Another Archiving Tale
November 20, 2003
In the course of researching the use of metadata standards for the long-term archiving of information, I spent time researching GILS—the Government Information Locator Service. The following is a brief case study on how the state of Texas is using GILS for government records.
The state of Texas built a GILS-based system to provide easy access to information from over 180 state agencies. Each agency operated as an isolated information silo and could not communicate with one another. It is important to note that the Texas archivists were only interested in making sure that metadata would be created for the legacy data, and the data would be available from a centrally searchable location.

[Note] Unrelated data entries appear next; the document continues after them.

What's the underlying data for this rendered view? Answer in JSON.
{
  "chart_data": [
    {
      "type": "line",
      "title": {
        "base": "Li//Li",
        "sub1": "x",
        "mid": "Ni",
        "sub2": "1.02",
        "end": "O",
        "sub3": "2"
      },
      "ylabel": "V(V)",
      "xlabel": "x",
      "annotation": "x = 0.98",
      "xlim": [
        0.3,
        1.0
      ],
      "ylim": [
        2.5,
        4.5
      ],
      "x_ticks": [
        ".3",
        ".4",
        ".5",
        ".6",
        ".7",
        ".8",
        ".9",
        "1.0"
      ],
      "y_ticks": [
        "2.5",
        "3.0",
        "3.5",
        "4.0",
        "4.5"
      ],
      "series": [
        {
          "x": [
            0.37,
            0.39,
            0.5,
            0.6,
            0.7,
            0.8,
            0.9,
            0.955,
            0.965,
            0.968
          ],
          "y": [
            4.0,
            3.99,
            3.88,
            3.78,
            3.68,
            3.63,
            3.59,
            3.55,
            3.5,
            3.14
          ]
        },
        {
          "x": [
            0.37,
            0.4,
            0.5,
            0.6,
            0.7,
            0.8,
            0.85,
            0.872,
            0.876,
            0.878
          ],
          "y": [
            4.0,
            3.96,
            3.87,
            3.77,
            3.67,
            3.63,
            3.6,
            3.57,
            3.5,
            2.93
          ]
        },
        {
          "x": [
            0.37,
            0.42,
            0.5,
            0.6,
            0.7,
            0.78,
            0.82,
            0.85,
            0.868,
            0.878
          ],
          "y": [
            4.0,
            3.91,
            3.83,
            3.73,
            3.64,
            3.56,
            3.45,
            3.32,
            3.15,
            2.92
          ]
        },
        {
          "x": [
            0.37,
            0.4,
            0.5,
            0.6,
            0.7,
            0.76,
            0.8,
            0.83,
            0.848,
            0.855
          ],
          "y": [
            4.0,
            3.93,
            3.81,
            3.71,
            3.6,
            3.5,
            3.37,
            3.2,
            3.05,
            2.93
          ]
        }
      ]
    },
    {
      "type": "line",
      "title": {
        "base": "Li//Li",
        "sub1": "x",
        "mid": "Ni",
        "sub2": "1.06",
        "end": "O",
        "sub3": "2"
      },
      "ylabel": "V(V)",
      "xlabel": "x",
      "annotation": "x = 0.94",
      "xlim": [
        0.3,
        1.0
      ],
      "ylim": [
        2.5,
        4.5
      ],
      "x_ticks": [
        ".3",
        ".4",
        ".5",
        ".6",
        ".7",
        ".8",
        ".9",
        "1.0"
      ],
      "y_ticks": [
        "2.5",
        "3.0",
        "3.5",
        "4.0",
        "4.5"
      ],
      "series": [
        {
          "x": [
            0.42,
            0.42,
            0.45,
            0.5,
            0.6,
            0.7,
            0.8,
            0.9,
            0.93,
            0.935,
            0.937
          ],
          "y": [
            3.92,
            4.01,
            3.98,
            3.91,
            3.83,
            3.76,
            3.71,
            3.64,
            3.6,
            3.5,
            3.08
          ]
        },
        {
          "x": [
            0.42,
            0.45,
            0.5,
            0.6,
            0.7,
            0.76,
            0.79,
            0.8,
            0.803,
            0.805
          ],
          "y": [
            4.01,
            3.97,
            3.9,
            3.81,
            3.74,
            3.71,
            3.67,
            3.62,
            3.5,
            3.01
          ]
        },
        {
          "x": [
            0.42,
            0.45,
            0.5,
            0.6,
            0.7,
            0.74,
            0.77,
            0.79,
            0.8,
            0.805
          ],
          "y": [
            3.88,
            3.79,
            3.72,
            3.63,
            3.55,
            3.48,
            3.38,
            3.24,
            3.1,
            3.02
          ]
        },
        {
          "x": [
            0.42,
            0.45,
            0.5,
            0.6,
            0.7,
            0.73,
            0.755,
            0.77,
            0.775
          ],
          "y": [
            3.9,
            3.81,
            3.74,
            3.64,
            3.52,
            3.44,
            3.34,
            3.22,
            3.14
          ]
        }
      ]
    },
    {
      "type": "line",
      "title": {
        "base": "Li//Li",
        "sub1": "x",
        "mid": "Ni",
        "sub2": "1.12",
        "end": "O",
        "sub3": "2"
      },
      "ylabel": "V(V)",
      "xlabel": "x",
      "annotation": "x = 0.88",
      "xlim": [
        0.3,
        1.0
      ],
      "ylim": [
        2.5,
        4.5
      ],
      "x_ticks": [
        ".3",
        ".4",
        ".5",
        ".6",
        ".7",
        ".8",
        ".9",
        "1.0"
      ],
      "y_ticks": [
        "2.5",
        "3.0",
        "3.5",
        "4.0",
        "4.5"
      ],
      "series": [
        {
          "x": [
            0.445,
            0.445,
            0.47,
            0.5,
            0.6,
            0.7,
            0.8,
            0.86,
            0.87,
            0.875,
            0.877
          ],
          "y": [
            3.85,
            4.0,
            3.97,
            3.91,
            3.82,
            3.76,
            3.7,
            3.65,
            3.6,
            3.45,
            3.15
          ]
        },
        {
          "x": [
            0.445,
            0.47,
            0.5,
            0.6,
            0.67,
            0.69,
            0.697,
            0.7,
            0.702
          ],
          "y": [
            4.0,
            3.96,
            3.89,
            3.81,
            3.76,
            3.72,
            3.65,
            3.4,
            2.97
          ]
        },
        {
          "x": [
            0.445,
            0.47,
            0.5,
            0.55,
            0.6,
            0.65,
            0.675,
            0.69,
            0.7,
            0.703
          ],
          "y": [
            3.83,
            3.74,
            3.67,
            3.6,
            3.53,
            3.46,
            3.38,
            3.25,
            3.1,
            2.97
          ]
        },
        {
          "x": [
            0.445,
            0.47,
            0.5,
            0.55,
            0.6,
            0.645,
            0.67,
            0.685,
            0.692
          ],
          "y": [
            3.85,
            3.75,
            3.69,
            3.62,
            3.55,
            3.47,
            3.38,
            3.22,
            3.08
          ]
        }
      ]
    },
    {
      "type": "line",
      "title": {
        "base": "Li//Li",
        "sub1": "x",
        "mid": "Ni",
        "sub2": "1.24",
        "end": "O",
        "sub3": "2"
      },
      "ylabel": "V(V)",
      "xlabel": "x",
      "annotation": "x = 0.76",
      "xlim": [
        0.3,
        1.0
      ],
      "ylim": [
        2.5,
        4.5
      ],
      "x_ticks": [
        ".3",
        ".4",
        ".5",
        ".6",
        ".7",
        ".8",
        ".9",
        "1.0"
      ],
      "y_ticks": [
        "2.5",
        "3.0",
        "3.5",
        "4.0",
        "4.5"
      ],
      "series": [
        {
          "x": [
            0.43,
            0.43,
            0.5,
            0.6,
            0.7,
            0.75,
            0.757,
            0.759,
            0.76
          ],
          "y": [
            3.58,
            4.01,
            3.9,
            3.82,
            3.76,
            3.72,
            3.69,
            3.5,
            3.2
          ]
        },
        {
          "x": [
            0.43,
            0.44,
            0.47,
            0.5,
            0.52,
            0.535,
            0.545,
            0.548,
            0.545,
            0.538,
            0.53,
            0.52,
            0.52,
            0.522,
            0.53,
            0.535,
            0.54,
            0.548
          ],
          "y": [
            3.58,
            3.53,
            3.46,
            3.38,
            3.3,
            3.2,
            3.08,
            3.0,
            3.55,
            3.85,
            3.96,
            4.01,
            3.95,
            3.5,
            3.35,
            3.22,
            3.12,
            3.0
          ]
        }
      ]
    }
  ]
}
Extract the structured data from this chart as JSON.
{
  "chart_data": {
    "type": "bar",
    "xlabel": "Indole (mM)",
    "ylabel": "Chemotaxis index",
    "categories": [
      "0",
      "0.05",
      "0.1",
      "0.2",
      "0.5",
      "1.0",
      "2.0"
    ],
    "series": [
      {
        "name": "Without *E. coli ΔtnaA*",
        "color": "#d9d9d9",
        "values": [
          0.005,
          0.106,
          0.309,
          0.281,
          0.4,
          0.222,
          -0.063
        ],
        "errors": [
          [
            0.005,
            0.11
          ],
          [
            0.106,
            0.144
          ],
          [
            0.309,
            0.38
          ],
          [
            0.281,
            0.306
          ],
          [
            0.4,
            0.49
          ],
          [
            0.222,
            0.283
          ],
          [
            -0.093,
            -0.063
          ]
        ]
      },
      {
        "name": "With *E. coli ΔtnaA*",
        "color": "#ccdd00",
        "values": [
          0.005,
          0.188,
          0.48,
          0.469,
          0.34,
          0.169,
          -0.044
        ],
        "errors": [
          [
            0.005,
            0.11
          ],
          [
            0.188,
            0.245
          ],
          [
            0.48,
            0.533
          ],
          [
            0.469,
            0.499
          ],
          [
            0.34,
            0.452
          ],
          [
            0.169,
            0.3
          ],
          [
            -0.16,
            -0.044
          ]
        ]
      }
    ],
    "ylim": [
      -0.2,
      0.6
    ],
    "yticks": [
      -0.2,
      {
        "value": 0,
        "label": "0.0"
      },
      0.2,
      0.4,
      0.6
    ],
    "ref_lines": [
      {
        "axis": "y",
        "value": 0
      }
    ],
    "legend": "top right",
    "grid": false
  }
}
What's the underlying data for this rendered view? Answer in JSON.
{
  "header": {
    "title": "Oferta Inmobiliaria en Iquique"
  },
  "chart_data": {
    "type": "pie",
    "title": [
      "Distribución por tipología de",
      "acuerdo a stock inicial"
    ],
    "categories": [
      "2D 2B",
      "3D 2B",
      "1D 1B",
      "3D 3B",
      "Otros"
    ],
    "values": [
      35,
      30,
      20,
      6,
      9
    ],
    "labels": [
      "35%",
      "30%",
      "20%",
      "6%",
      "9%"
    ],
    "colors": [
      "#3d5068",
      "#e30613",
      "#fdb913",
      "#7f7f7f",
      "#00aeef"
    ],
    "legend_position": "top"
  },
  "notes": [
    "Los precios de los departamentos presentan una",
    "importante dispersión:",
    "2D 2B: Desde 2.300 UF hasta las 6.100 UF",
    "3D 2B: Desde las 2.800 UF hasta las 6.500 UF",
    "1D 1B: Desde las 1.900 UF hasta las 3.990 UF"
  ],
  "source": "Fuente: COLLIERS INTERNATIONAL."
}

The project did not deal with the conversion of legacy data from one format into another, but is considered here because it was concerned with the conversion of Web pages into resources that could be archived and repeatedly accessed over time, even if certain web pages were no longer being maintained online. This allows a user - for legal or cultural reasons - complete access to the collection of pages.
When the state of Texas first instituted the project, it relied on the participating agencies to alert archivists to any changes on their Web sites. In this manner, 8,000 records - representing either a single Web page or a collection of Web pages (whatever the agency considered to be a Web "publication") were harvested for archiving.
However, the Texas archivists have been finding that relying on the state agencies is not reliable; many records are missed. They are currently upgrading their software to include a "harvesting" application that will automatically "crawl" the state's web sites and identify any changed, deleted, or added publications that need to be archived and tracked. Kevin Marsh of the Texas State Library and Archives Commission (TLSAC), who is overseeing the project, said that a test of the new system harvested 32,000 records, a four-fold improvement over the manually-intensive older system.
Harvested publications are preserved on a TSLAC server and published on request through a server at the University of North Texas (UNT). TRAIL records for currently online publications or Web sites are linked directly to the Web sites in question. Non-current records are moved into TSLAC's Electronic Depository Program and matching publications are moved to the UNT server. Users can search by subject, agency, keyword, and descriptor fields, as well as by date range and full text. Additionally, MARC records are automatically generated and provided to UNT for their catalog.
TRAIL is based on Blue Angel Technology's MetaStar Enterprise Suite. This software provides the following functionality:
• Data entry.
• Database management.
• Database search and retrieval utilizing Z39.50 (an ISO standard defining a protocol for computer-to computer information retrieval).
• User gateway design and management.
MetaStar Enterprise utilizes Oracle 8i as the underlying database. The data is formatted and manipulated with XML tagging. MetaStar Enterprise also utilizes PCDocs Fulcrum technology for harvesting data directly from web servers.
This software was selected for the following capabilities:
• Z39.50 compliance.
• Ability to work effectively with multiple metadata formats including Dublin Core.
• Capability to blend targeted record searching and full-text harvest and searching.
TRAIL runs on two Sun Enterprise 450 servers under Solaris7.
The State of Texas estimated that the Blue Angel Technologies solution cost less than one-quarter of the price it would have incurred to develop the system internally and took far less time. Just as importantly, the cost to maintain the system is extremely low. Currently, less than one full time person within the Texas State Library and Archives Department manages TRAIL.
Lessons learned include :
• GILS metadata is difficult to capture.
• Limited updating and maintenance of GILS records is necessary.
• No clear agreement could be reached on the adequacy of GILS record data elements (perhaps the richer structure provide by EAD could allay this problem).
• Different types of resources are represented in GILS records and user community is sometimes confused by:
o An inordinately high degree of user sophistication required to exploit GILS.
o Users were interested in or expecting to gain access to full text.
o GILS records were hard to read, contained unnecessary information, and were not linked to the actual source identified.
o Variances existed in the extent of information contained in GILS records.
o The service seemed qualitatively and quantitatively unpredictable and uneven.
Posted by Bill Trippe at November 20, 2003 4:08 PM